United Airlines parent UAL Corp. scrapped its latest attempt to combine with US Airways Group Inc. and create the world’s largest carrier, formally backing away Friday from a deal that probably would have resulted in fewer flights and higher ticket prices.
Now the question for United, US Airways and other U.S. airlines is how to get by and make money with oil prices near $130 a barrel.
The chief executives of the two airlines told their employees in separate messages that a combination was off “for now,” and US Airways’ Doug Parker indicated that it was unlikely for at least the rest of this year. They had spent months exploring a deal that would have enabled the carriers to shed costs -- probably by paring employees, eliminating competing flights and trimming overlapping operations in Washington, D.C., and parts of the West.
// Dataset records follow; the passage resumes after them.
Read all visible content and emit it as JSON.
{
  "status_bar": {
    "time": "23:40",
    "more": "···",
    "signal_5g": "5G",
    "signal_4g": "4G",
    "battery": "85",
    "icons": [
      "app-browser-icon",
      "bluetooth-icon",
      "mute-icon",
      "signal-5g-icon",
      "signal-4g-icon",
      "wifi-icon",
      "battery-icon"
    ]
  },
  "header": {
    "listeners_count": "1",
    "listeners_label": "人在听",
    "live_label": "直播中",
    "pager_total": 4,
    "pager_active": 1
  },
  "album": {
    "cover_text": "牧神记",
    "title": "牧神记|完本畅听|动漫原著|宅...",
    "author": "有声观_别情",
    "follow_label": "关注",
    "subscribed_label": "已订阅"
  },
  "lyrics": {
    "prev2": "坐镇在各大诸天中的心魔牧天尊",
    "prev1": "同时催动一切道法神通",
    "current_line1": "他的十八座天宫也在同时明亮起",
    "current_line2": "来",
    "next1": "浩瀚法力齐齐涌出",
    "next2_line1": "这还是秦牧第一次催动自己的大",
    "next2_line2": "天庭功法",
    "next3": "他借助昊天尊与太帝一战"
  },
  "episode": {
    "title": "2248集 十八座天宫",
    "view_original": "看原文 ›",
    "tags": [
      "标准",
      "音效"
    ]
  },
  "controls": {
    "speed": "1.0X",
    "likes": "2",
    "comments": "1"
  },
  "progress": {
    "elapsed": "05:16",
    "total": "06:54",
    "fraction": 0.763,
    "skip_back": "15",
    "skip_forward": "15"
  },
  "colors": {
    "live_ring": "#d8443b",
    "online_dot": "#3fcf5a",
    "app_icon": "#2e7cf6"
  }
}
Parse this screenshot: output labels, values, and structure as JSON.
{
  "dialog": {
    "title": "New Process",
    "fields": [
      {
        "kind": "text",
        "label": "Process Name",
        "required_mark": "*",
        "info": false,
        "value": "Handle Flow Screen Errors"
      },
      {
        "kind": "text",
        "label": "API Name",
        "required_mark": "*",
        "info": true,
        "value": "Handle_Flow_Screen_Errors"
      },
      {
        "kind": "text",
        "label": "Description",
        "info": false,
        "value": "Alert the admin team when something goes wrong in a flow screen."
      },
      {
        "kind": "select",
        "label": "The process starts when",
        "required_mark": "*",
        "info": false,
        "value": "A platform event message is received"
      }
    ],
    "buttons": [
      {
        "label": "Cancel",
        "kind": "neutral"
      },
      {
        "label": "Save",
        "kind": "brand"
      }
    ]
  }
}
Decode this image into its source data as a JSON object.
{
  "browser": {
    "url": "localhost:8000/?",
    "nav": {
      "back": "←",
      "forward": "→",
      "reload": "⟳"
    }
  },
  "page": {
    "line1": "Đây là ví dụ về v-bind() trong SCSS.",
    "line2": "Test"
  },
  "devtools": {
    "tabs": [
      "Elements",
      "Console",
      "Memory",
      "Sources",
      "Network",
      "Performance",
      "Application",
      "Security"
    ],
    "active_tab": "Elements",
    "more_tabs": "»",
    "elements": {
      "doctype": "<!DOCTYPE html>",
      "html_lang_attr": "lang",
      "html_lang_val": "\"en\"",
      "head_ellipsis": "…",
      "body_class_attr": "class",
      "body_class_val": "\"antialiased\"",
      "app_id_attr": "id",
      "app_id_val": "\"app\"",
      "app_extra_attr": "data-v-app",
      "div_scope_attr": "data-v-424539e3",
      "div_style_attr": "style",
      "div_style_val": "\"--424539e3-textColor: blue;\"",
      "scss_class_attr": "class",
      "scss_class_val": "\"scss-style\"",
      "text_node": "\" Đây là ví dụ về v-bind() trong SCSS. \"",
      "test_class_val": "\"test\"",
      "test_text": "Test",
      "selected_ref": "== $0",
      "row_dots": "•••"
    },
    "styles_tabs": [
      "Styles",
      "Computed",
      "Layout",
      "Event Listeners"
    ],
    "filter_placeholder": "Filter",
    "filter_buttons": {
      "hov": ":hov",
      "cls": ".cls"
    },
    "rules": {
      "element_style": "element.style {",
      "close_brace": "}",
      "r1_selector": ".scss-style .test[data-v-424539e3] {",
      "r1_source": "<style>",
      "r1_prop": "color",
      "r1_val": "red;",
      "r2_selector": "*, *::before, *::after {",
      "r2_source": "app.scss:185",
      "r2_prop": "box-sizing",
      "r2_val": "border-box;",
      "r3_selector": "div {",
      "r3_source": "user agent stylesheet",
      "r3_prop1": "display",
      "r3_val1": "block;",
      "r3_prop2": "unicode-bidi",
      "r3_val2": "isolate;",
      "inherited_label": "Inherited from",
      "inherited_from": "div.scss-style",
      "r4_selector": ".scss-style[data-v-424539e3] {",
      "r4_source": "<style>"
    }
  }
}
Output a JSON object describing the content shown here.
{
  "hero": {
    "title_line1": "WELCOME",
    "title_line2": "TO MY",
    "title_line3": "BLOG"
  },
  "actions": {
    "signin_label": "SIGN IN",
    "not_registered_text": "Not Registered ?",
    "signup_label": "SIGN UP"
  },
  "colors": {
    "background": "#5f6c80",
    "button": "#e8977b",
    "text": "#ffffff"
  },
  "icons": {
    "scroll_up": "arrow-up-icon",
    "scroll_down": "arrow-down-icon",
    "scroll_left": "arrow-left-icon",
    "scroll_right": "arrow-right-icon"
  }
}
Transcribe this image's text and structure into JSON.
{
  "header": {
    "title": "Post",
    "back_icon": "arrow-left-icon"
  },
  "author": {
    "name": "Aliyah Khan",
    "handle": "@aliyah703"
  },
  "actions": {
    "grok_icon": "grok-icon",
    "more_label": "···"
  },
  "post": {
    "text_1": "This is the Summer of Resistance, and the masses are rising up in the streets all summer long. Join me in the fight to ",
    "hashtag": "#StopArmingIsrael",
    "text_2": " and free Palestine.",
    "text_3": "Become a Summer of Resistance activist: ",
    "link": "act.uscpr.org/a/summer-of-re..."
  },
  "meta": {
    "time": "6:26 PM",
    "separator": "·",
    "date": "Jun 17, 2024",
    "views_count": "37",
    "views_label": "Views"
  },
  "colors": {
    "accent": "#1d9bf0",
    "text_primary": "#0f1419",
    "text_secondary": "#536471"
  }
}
But the attempt was hamstrung by tightening credit markets and the airlines’ dimming financial outlook, which has dried up cash and made them less attractive to the banks that would have to provide capital.
Would-be passengers may benefit from more choices for the time being, but the airline industry’s accelerating deterioration is likely to continue.
“The more competition we have and the more pricing decisions by CEOs we have, the better for consumers,” said Tom Parsons, chief executive of BestFares.com, a travel website. “It’s still coming down to the bottom line, though: Can any one of these airlines survive in this era?”
United, the nation’s second-largest carrier, has been perhaps the strongest advocate for consolidation within the industry. But United CEO Glenn Tilton was unable to work out a deal with Continental Airlines Inc. after Delta Air Lines Inc. and Northwest Airlines Corp. agreed in April to pair up. Tilton told US Airways’ Parker on Thursday that he was walking away from a chance to hook up with the No. 7 carrier.
Shares of UAL rose 15 cents Friday to $8.54, while US Airways shed 36 cents to $3.96.